In addition, the steepness of the curve at different points can tell you how much you will gain in return by optimizing speed by a specific amount. in your trade-off decisions, because your time as a designer or engineer is also valuable. So the goal is not to find a single magic number, but to find useful ranges of values and reasonable guidelines in research. For example:
On unfamiliar sites, a 2-second delay was enough to cause most of the drop-off — familiar sites bottomed out after longer delays. Performance also suffered on unfamiliar sites, most often with a 4-second delay.
Another study involved navigating nested menus on a web page. A luxembourg mobile database series of delays, spaced 3 seconds apart, were tested as each panel loaded. Satisfaction dropped when the delay increased from 0 to 3 seconds, or from 9 to 12 seconds. Willingness to return also dropped with a 12-second delay.

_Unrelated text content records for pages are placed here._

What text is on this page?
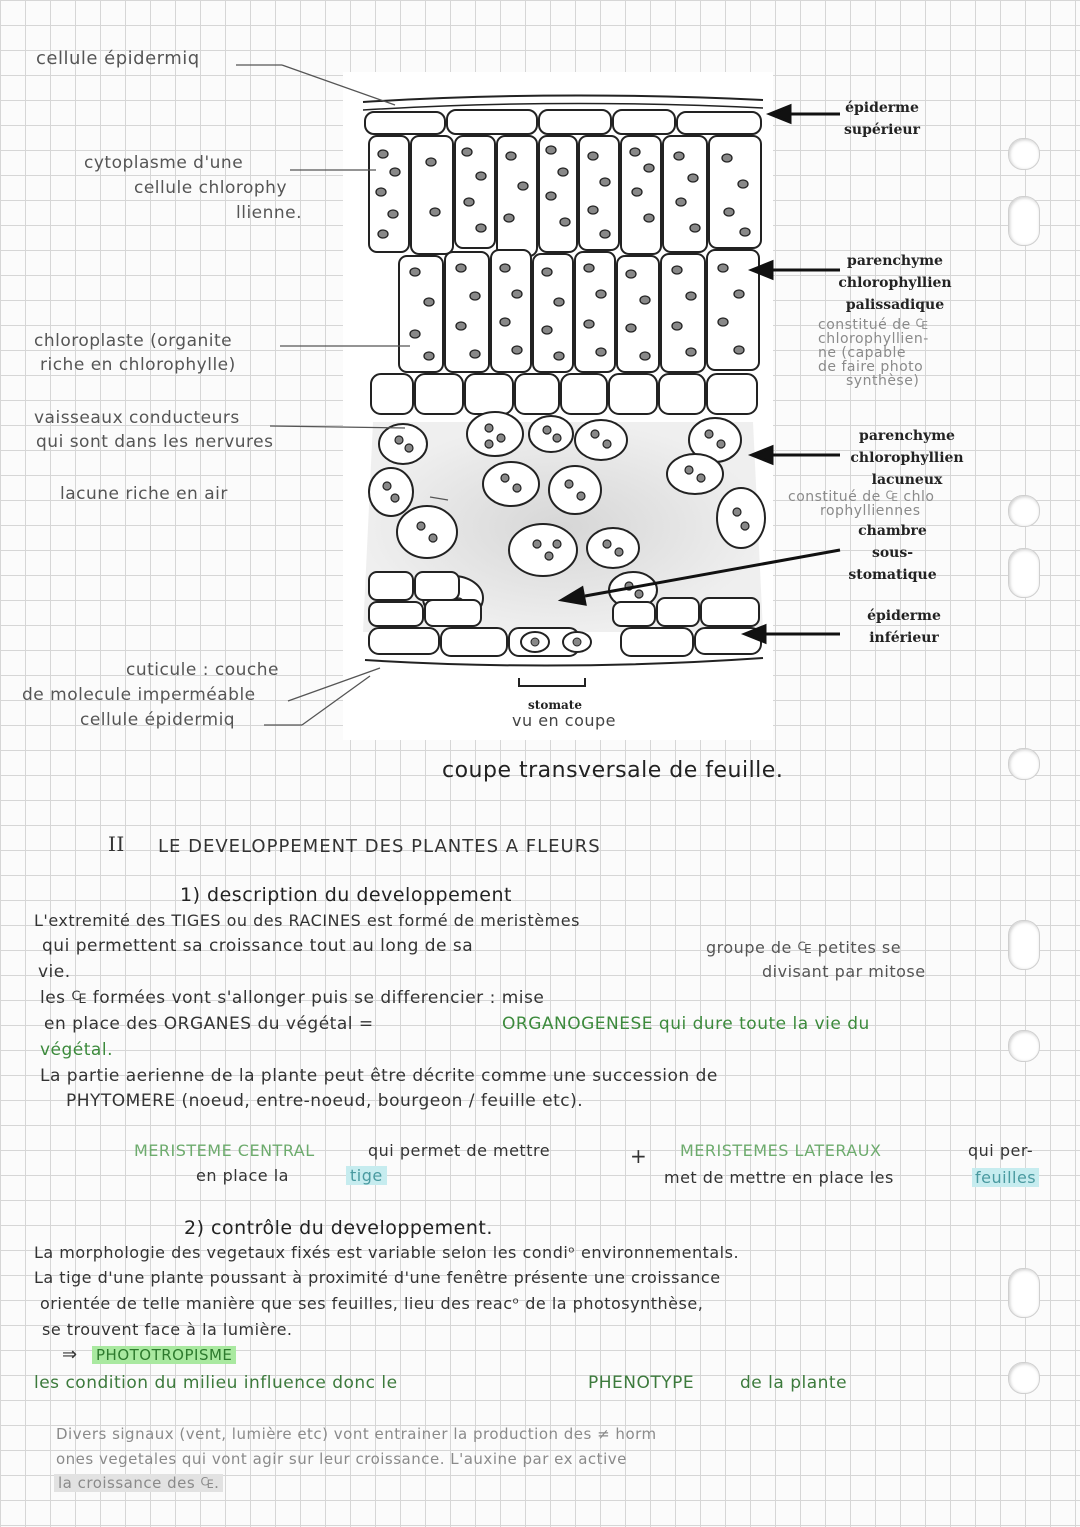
cellule épidermiq
cytoplasme d'une
cellule chlorophy
llienne.
chloroplaste (organite
riche en chlorophylle)
vaisseaux conducteurs
qui sont dans les nervures
lacune riche en air
cuticule : couche
de molecule imperméable
cellule épidermiq
épiderme
supérieur
parenchyme
chlorophyllien
palissadique
constitué de ₠
chlorophyllien-
ne (capable
de faire photo
synthèse)
parenchyme
chlorophyllien
lacuneux
constitué de ₠ chlo
rophylliennes
chambre
sous-stomatique
épiderme
inférieur
stomate
vu en coupe
coupe transversale de feuille.
II LE DEVELOPPEMENT DES PLANTES A FLEURS
1) description du developpement
L'extremité des TIGES ou des RACINES est formé de meristèmes
qui permettent sa croissance tout au long de sa	groupe de ₠ petites se
divisant par mitose
vie.
les ₠ formées vont s'allonger puis se differencier : mise
en place des ORGANES du végétal =	ORGANOGENESE qui dure toute la vie du
végétal.
La partie aerienne de la plante peut être décrite comme une succession de
PHYTOMERE (noeud, entre-noeud, bourgeon / feuille etc).
MERISTEME CENTRAL	qui permet de mettre
en place la	tige
+ MERISTEMES LATERAUX	qui per-
met de mettre en place les	feuilles
2) contrôle du developpement.
La morphologie des vegetaux fixés est variable selon les condiᵒ environnementals.
La tige d'une plante poussant à proximité d'une fenêtre présente une croissance
orientée de telle manière que ses feuilles, lieu des reacᵒ de la photosynthèse,
se trouvent face à la lumière.
⇒ PHOTOTROPISME
les condition du milieu influence donc le	PHENOTYPE	de la plante
Divers signaux (vent, lumière etc) vont entrainer la production des ≠ horm
ones vegetales qui vont agir sur leur croissance. L'auxine par ex active
la croissance des ₠.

A 6-second delay was enough for some participants to say a site was slow.
One study found that mobile web users don’t focus on a screen for more than 4-8 seconds. This means that if they shift their attention before your page has loaded, the time they spend shifting their attention will further delay when they finally see the page. So a 5-second load time could turn into a 10-second effective delay.
It was argued that the system should react at a speed comparable to the latency experienced by humans when interacting. This led to guidance that responses should take approximately 1-4 seconds.